Клер представилась, и библиотекарь широко улыбнулся, демонстрируя самое искреннее гостеприимство.
— Очень приятно с вами познакомиться, — сказал он, и теплота, с которой он приветствовал ее, даже несколько обескуражила Клер.
Мистеру Пилфорду было не менее семидесяти, но даже если и так, то, принимая во внимание возраст некоторых ее коллег, на вид он оказался моложе, бодрее и энергичней, чем она ожидала. На голове его топорщилась густая щеточка серебристых, коротко стриженных волос; невысокого роста, он держал себя величественно, даже с какой-то военной выправкой, что говорило о характере твердом и решительном.
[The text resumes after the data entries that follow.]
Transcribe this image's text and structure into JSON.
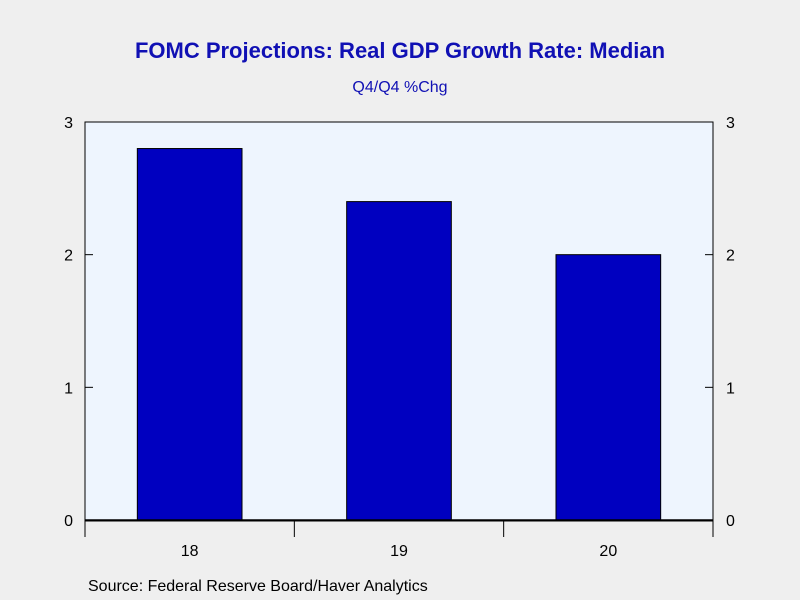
{
  "chart_data": {
    "type": "bar",
    "title": "FOMC Projections: Real GDP Growth Rate: Median",
    "subtitle": "Q4/Q4 %Chg",
    "categories": [
      "18",
      "19",
      "20"
    ],
    "values": [
      2.8,
      2.4,
      2.0
    ],
    "ylim": [
      0,
      3
    ],
    "yticks": [
      0,
      1,
      2,
      3
    ],
    "dual_y_axis": true,
    "grid": false,
    "source": "Source:  Federal Reserve Board/Haver Analytics",
    "colors": {
      "bar_fill": "#0000c0",
      "bar_stroke": "#000000",
      "plot_bg": "#eef5fe",
      "title": "#1010b4"
    }
  }
}
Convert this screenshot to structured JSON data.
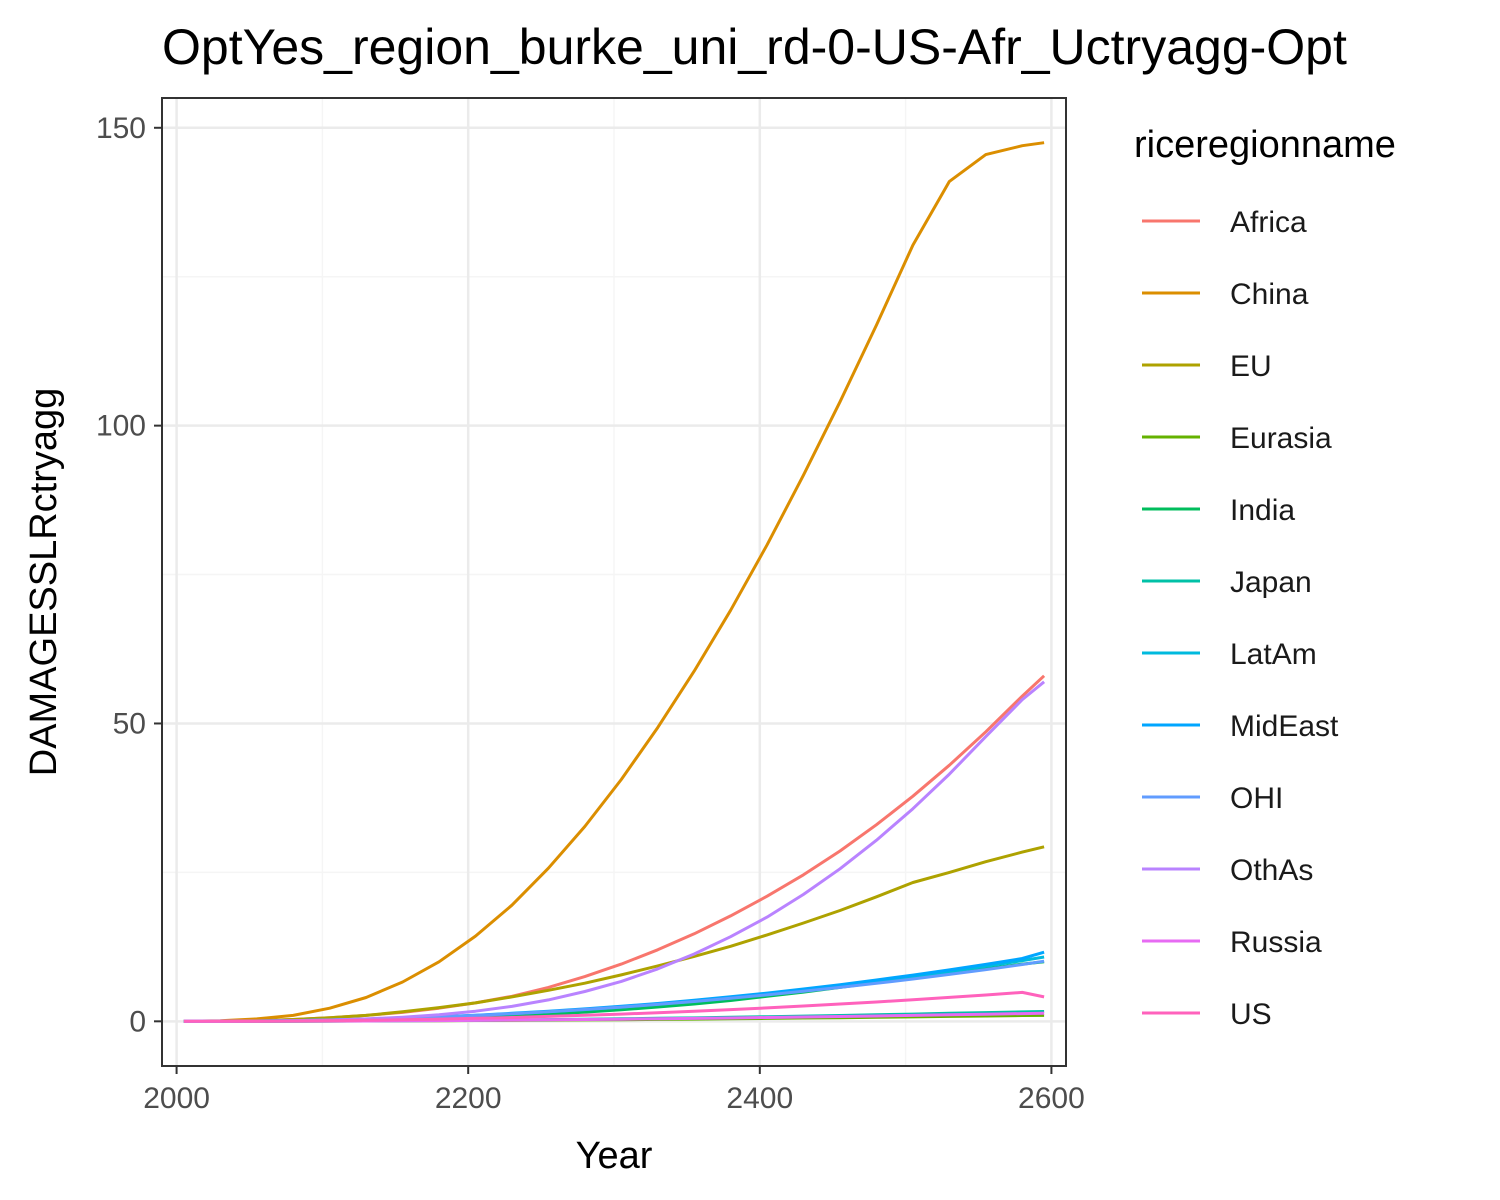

На нем был твидовый пиджак, темно-зеленая вязаная жилетка и удивительный галстук-бабочка в голубую и зеленую полоску — все это выглядело очень стильно. Вдобавок круглые черные очки — такие она видела только на фотографиях Джеймса Джойса.
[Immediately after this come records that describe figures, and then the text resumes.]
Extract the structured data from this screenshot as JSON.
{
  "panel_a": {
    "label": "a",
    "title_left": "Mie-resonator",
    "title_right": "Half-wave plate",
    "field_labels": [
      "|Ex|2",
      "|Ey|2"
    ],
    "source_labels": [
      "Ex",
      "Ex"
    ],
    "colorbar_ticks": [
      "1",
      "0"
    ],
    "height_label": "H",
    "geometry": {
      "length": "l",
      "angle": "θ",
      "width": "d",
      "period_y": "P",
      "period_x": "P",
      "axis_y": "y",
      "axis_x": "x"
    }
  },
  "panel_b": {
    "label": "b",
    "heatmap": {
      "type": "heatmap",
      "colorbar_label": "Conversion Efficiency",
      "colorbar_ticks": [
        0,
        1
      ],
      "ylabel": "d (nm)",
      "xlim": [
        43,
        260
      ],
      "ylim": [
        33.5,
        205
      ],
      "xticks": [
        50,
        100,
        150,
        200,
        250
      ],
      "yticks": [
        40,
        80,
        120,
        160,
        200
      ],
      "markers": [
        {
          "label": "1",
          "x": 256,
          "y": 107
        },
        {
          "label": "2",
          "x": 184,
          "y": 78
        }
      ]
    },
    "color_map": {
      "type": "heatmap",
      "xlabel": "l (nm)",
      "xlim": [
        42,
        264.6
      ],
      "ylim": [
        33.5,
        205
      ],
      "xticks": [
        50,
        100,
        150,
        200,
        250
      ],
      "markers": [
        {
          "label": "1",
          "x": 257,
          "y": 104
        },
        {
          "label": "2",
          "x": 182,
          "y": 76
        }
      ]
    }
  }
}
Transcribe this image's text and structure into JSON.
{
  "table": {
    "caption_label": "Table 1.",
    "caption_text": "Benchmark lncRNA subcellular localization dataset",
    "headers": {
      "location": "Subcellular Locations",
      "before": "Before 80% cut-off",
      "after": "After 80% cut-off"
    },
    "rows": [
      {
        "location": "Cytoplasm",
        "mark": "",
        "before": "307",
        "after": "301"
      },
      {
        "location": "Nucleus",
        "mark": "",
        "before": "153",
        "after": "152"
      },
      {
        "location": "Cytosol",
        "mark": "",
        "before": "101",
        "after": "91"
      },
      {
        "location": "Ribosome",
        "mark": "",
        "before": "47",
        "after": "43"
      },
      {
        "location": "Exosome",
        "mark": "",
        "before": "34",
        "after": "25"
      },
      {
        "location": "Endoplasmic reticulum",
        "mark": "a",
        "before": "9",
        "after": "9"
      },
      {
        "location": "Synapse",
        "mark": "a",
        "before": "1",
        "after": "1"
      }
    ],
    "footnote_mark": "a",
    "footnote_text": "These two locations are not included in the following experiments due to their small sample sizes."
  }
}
— Что желаете заказать, доктор Донован?
— Меня интересует одна книга из собрания Баркли, — сказала Клер, заглянув в свою тетрадку, — В частности, письмо одной женщины, ее звали Мэри Бил, в конце семнадцатого века она была придворной художницей.
Клер показала ему выходные данные книги, нацарапанные карандашом в разлинованной бледными линейками тетрадке.
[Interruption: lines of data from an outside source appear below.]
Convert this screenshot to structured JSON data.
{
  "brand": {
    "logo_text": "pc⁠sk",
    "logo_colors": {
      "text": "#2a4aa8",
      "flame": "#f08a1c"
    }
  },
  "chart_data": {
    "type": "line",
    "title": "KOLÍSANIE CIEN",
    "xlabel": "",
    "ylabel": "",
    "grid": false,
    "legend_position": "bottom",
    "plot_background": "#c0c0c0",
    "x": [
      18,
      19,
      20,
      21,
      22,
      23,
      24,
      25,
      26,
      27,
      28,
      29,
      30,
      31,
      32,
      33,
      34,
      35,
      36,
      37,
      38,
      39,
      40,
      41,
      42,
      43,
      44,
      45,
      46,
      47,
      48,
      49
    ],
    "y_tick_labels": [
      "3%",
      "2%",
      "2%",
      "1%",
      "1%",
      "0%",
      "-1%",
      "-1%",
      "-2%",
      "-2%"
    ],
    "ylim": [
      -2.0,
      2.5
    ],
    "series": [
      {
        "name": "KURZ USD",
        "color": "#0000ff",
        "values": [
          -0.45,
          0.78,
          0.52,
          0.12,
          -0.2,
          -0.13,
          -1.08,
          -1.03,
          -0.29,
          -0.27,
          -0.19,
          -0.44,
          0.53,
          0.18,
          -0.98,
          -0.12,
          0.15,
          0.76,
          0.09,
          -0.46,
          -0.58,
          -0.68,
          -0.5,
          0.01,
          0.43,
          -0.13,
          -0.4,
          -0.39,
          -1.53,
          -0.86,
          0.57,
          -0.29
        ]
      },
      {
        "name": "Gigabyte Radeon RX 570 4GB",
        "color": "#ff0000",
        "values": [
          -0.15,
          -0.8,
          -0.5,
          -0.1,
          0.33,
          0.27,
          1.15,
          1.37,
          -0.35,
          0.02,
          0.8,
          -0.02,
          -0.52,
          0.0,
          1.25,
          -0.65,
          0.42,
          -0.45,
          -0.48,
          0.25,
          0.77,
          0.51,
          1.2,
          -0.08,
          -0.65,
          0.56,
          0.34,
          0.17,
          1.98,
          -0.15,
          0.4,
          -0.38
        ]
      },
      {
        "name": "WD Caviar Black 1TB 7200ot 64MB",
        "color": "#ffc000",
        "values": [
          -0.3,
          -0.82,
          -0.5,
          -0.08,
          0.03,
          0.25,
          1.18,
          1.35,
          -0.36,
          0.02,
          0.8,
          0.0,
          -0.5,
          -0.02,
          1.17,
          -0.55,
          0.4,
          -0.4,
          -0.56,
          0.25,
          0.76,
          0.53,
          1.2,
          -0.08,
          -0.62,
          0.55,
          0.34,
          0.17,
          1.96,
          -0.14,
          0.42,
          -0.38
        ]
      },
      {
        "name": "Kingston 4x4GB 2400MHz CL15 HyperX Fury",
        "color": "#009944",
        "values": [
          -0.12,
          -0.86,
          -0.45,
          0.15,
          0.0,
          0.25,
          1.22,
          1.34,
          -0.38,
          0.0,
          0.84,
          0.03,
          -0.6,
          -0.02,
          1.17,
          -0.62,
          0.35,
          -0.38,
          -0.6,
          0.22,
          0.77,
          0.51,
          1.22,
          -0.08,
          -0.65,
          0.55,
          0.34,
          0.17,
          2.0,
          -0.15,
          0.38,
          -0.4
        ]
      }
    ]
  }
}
— Позвольте поинтересоваться, в какой именно области лежат ваши исследования? Я мог бы попробовать поискать что-нибудь еще, связанное с вашей темой.
— Я разыскиваю письменные документы, имеющие отношение к жизни художниц этой эпохи, а еще лучше — написанные их рукой.
— Какой именно эпохи?
— Раннего Нового времени, начиная с семнадцатого века.
Библиотекарь прищурился, посмотрел в потолок, пересчитывая балки или перебирая в памяти все, что там у него хранилось.
— Начать именно с коллекции Баркли — неплохая мысль. В ней далеко не все еще разобрано и занесено в каталог, поэтому трудно сказать, что можно там обнаружить.
Глаза мистера Пилфорда при этом вдруг полыхнули неким странным, таинственным огнем, словно желание Клер задело его за живое… или это ей только показалось?
— Кроме того, вы могли бы также заглянуть в собрание сэра Генри Пакеринга, — продолжил он, потом пожал плечами и развел руками, — Правда, там тоже не все еще каталогизировано, хотя собрание поступило к нам триста лет назад, сразу после окончания строительства библиотеки. Обе коллекции находятся в отсеке под литерой «R», в самом конце.
Клер прошла вдоль широкого центрального прохода, мимо великолепных книжных шкафов мореного дуба, где в кожаных переплетах хранилось столько удивительных тайн, мимо резных щитов с гербами работы Гринлинга Гиббонса [17], мимо мраморных бюстов Ньютона и других, безмятежно взирающих на нее сверху вниз выдающихся личностей, мимо стендов, где особенно ценные экспонаты — первое издание Шекспира, оригинальная рукопись «Винни-Пуха» А. А. Милна и некоторые другие — были выставлены под стеклом. Женщина с хвостом на затылке, работающая за столом, стоящим позади статуи Байрона, как только Клер оказалась рядом, закрыла свой портативный компьютер.